Breeze Memory Management - Pattern / Practice?

I have an old SL4 / ria app that I am looking to replace with a breeze. I have a question about memory usage and caching. My app downloads task lists (a normal user will have access to about 1000 of these tasks). In addition, there are quite a few types of search entities. I want to make sure they are cached on the client side but updated per session. When the user opens an assignment, it loads many more related objects (anywhere from 200 to 800 additional objects) that make up multiple matrix-style views for the assignments. User can view the list of jobs or view one job at a time.

I feel like I have to take care of memory management, especially not knowing how the browser can handle it. Initially, I felt like this should all be 1 EntityManager and I would disable events when a user transitions from work, but I think this could benefit multiple assignment managers for life. Or perhaps I should create a new dataservice and EntityManager every time the user navigates to a new hash '/ # /' scope, as the comments on clear () seem to indicate that this will be faster? If I did, I suppose I would use pub / sub to notify other change view modes for entities? This sounds complicated and prejudices some of the benefits of the breeze as context.

Any advice or thoughts on this would be greatly appreciated.

+3


source to share


1 answer


I think I understand the question. I think I would use a multi-manager approach:

  • Lookups Manager - contains one-time lookups.
  • JobView Manager - "read-only" list of jobs in support of JobView
  • JobEditor Manager - one per edit session.

The Lookups manager maintains a canonical copy of the referenced objects. You can fill it once with one call to the server (see docs for what). This Lookups manager will Breeze-export these referenced objects to other managers who will Breeze-import them as they are created.
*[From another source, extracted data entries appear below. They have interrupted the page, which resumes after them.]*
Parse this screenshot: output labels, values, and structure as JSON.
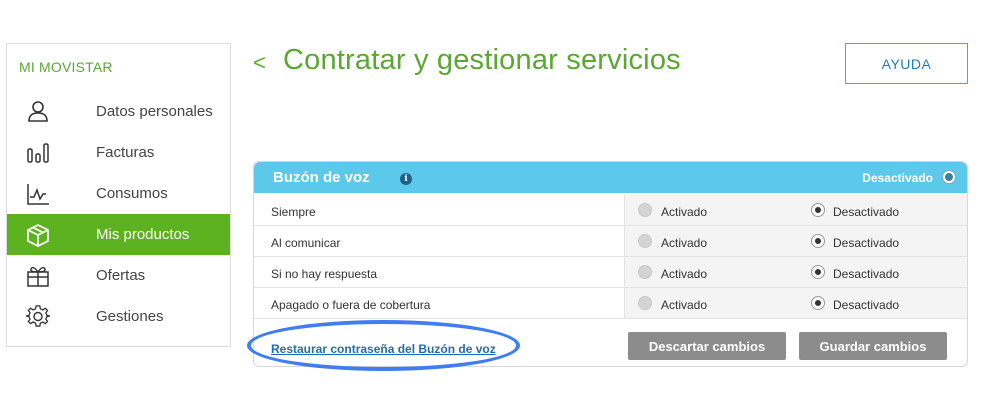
{
  "sidebar": {
    "title": "MI MOVISTAR",
    "items": [
      {
        "label": "Datos personales",
        "icon": "user-icon",
        "active": false
      },
      {
        "label": "Facturas",
        "icon": "bar-chart-icon",
        "active": false
      },
      {
        "label": "Consumos",
        "icon": "line-chart-icon",
        "active": false
      },
      {
        "label": "Mis productos",
        "icon": "package-icon",
        "active": true
      },
      {
        "label": "Ofertas",
        "icon": "gift-icon",
        "active": false
      },
      {
        "label": "Gestiones",
        "icon": "gear-icon",
        "active": false
      }
    ]
  },
  "header": {
    "back_glyph": "<",
    "title": "Contratar y gestionar servicios",
    "help_label": "AYUDA"
  },
  "panel": {
    "title": "Buzón de voz",
    "info_glyph": "i",
    "status": "Desactivado",
    "rows": [
      {
        "label": "Siempre",
        "option_on": "Activado",
        "option_off": "Desactivado",
        "selected": "Desactivado"
      },
      {
        "label": "Al comunicar",
        "option_on": "Activado",
        "option_off": "Desactivado",
        "selected": "Desactivado"
      },
      {
        "label": "Si no hay respuesta",
        "option_on": "Activado",
        "option_off": "Desactivado",
        "selected": "Desactivado"
      },
      {
        "label": "Apagado o fuera de cobertura",
        "option_on": "Activado",
        "option_off": "Desactivado",
        "selected": "Desactivado"
      }
    ],
    "reset_link": "Restaurar contraseña del Buzón de voz",
    "discard_label": "Descartar cambios",
    "save_label": "Guardar cambios"
  },
  "colors": {
    "brand_green": "#5cb21f",
    "panel_header": "#5dc9ea",
    "link_blue": "#1a6fb3",
    "highlight": "#3f7df0"
  }
}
My guess is that despite being numerous and varied, the total memory area of ​​the referenced objects is pretty low ... low enough that you can afford to have more than one instance in multiple managers. There are more complex solutions if this is NOT the case. But let it be for now.

The JobView manager has the required reference objects to display. If you were only showing the Projection of the Job, it would not have the jobs in the cache. Instead, you can have an array and a keymap. Keep it simple and assume that it has all of the Jobs, but no related objects.

You never save changes with this manager! When editing or creating a job, your application always launches the Job Editor view from its own VM and JobEditor Manager. Again, you import the reference objects you want, and when you edit an existing job, you also import the job.



I would use this approach anyway ... not just because of memory issues. I like to isolate sandbox editing sessions. Cancels easily. Gives me a clean way of storing pending changes in the browser storage so that the user doesn't lose their work if the app / browser is down. Opens the door for editing multiple Workplaces at the same time, without worrying about interdependent entities with changes. This is a proven sample that we have used forever in SL apps and should be applied in JS apps as well.

When editing a job completes successfully, you must inform the local client world about it. There are many ways to do this. If the ONLY place to know is JobView, you can hard-code the return feed in the application. If you want to be smarter, you can have a central single service that triggers events, especially regarding Job savings. JobsView and every new JobEditor communicate with this service. And if you want to be hip, you use the built-in "Event Aggregator" (your pub / sub) for that purpose. I would probably use Durandal for this application and it has an event aggregator.

To be honest, it is not that hard to use and import / export entities among managers ... ahem ... breeze. This is a good comparison to refreshing the Jobs list every time you return to it (although you will need the Refresh button because other users can add / modify those Jobs). You retain many of the benefits of Breeze: Query, Validation, Change Tracking, Saving in Batch, Entity Navigation (these reference lists are "free" in Breeze).

As a clarification, I don't know that I will automatically destroy the JobEditor / viewmodel / manager when I return to the JobView. In my experience, people often return to the same Job that they just left behind. I could take a look so you can go back and forth quickly and quickly. But now I'm getting complex.